The picture shows the CME Group’s OPEC Observation Tool’s prediction of the outcome of the OPEC meeting on November 26
Demand growth will slow further
From the perspective of global economic growth prospects, there is a high probability that the economic growth of developed countries such as Europe, the United States, and Japan will slow down in the fourth quarter, which means that the growth rate of demand for crude oil in Western countries will also slow down. The market’s concerns about the global economic slowdown exceeded concerns about the escalation of conflicts in the Middle East, and international crude oil fell sharply. The EIA has slightly lowered its forecast for Brent crude oil prices in 2023 to less than US$84/barrel, and lowered its price forecast for next year to about US$93/barrel, compared with the previous expectation of close to US$95/barrel.
In the United States, the job market continues to cool, which means that the resilient U.S. household consumption is likely to see stagnant or even negative growth in the fourth quarter. Consumer confidence at the University of Michigan in the United States unexpectedly fell sharply in October, the largest single-month decline since June 2022.
In Europe, the Eurozone’s GDP shrank in the third quarter, down 0.1% quarter-on-quarter from the initial value. Leading Indicators – Euro AreaPMI in October fell to its lowest level in nearly three years, and German industrial production fell by 1.4% month-on-month in September, far exceeding the expected decline of 0.1%, indicating that the European locomotive economy is facing the risk of stalling.
The arrival of China’s seasonal consumption off-season means that demand for crude oil imports weakens in the fourth quarter. China’s crude oil imports in October were 48.97 million tons, an increase of 7% month-on-month and 13.5% year-on-year. The growth rate dropped slightly by 0.2 percentage points from September. However, the weakening demand for crude oil in November has been verified by data. The refining losses of the main refinery have deepened, and the operating load of the refinery has dropped for five consecutive weeks.
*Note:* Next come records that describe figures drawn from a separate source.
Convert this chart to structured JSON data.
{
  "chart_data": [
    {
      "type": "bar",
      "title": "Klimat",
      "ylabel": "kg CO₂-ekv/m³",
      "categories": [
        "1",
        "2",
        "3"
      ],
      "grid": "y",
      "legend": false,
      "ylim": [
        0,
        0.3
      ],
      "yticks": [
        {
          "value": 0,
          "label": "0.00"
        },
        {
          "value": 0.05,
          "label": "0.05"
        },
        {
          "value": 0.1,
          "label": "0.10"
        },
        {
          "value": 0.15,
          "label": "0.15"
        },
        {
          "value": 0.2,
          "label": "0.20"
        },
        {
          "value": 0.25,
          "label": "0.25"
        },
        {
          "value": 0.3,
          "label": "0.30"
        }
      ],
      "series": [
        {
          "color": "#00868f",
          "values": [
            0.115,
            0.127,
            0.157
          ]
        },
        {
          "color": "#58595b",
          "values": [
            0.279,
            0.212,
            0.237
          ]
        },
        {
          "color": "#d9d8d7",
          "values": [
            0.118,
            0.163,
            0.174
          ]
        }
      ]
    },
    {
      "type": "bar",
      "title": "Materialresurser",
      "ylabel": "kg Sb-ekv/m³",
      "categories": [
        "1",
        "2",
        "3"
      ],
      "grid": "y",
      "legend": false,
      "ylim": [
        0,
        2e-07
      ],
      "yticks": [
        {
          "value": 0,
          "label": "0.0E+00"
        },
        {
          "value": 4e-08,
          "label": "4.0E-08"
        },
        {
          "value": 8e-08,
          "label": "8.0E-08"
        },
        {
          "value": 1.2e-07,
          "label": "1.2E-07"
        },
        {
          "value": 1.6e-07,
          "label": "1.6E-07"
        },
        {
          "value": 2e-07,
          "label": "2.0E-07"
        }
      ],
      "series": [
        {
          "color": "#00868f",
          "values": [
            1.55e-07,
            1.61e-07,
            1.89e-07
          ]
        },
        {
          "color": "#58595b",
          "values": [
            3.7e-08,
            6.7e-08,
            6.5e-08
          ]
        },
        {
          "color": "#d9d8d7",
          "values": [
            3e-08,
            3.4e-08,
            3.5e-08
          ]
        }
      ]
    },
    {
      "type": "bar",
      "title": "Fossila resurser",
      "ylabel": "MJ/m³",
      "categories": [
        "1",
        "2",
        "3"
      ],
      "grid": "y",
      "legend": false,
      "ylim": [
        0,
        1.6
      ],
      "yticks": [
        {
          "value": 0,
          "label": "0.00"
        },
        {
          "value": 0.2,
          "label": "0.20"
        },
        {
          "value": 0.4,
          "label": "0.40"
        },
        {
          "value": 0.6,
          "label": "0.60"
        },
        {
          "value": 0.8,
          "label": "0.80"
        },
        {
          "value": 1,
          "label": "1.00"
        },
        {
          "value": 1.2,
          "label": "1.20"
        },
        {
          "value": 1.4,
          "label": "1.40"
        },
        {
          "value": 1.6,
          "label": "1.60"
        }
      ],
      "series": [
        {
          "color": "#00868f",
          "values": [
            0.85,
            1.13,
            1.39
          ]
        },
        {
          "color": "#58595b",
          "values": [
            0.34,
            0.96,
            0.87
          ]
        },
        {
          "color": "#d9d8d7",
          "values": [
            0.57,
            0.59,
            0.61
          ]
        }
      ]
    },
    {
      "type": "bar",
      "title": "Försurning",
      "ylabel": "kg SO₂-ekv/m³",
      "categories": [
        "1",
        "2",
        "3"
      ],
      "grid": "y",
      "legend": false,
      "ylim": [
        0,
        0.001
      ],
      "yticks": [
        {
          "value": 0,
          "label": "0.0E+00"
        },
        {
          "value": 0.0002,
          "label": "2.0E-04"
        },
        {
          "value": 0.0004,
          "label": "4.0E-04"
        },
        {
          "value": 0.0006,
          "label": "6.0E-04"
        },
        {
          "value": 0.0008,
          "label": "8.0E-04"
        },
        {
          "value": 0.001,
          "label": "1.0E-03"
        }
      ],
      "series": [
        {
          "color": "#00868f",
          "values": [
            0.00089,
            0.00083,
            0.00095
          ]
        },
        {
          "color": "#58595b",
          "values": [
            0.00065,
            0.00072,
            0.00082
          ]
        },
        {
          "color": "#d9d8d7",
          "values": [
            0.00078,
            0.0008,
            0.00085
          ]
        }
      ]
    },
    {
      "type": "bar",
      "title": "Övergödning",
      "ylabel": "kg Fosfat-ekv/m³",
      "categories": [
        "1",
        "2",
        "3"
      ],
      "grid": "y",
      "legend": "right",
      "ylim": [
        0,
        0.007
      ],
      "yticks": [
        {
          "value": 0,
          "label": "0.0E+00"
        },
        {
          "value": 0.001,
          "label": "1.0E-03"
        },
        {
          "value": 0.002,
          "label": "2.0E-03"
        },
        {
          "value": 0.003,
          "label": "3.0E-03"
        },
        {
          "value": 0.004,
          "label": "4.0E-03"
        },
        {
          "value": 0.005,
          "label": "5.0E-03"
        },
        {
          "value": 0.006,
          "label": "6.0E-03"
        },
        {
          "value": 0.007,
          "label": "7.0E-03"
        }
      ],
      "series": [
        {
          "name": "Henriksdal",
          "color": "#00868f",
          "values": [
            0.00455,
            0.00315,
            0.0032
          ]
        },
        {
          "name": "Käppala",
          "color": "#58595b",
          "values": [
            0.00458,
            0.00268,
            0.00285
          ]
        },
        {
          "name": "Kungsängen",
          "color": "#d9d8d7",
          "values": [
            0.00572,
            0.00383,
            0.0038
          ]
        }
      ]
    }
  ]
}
As of November 2, the processing profit of the main refinery dropped to -162.87 yuan/ tons, local refinery processing profits fell from 1,000 yuan/ton to 350 yuan/ton, and domestic crude oil processing demand is falling.
The picture shows the supply and demand gap in the global crude oil market
To sum up, as global crude oil supply shrinks to its limit and demand is weakening, global crude oil inventories are rising again. This means that unless demand rebounds more than expected in the future, the pressure of crude oil destocking will cause crude oil prices to continue to drop. In addition, investment demand has also subsided. In the week of October 31, the net long position of NYMEX WTI crude oil held by speculators decreased by 60,795 contracts to 153,474 contracts, a new low in the last 16 weeks. Investors can use CME Group’s WTI crude oil weekly options to manage risks. Since the WTI crude oil weekly options expiring on Monday, Wednesday and Friday can build hedging portfolios of different periods, for the WTI crude oil Back structure, they can be based on risk neutrality. Build a double-buy strategy portfolio. Since its launch on July 31, the Monday and Wednesday WTI weekly options have traded more than 250,000 contracts.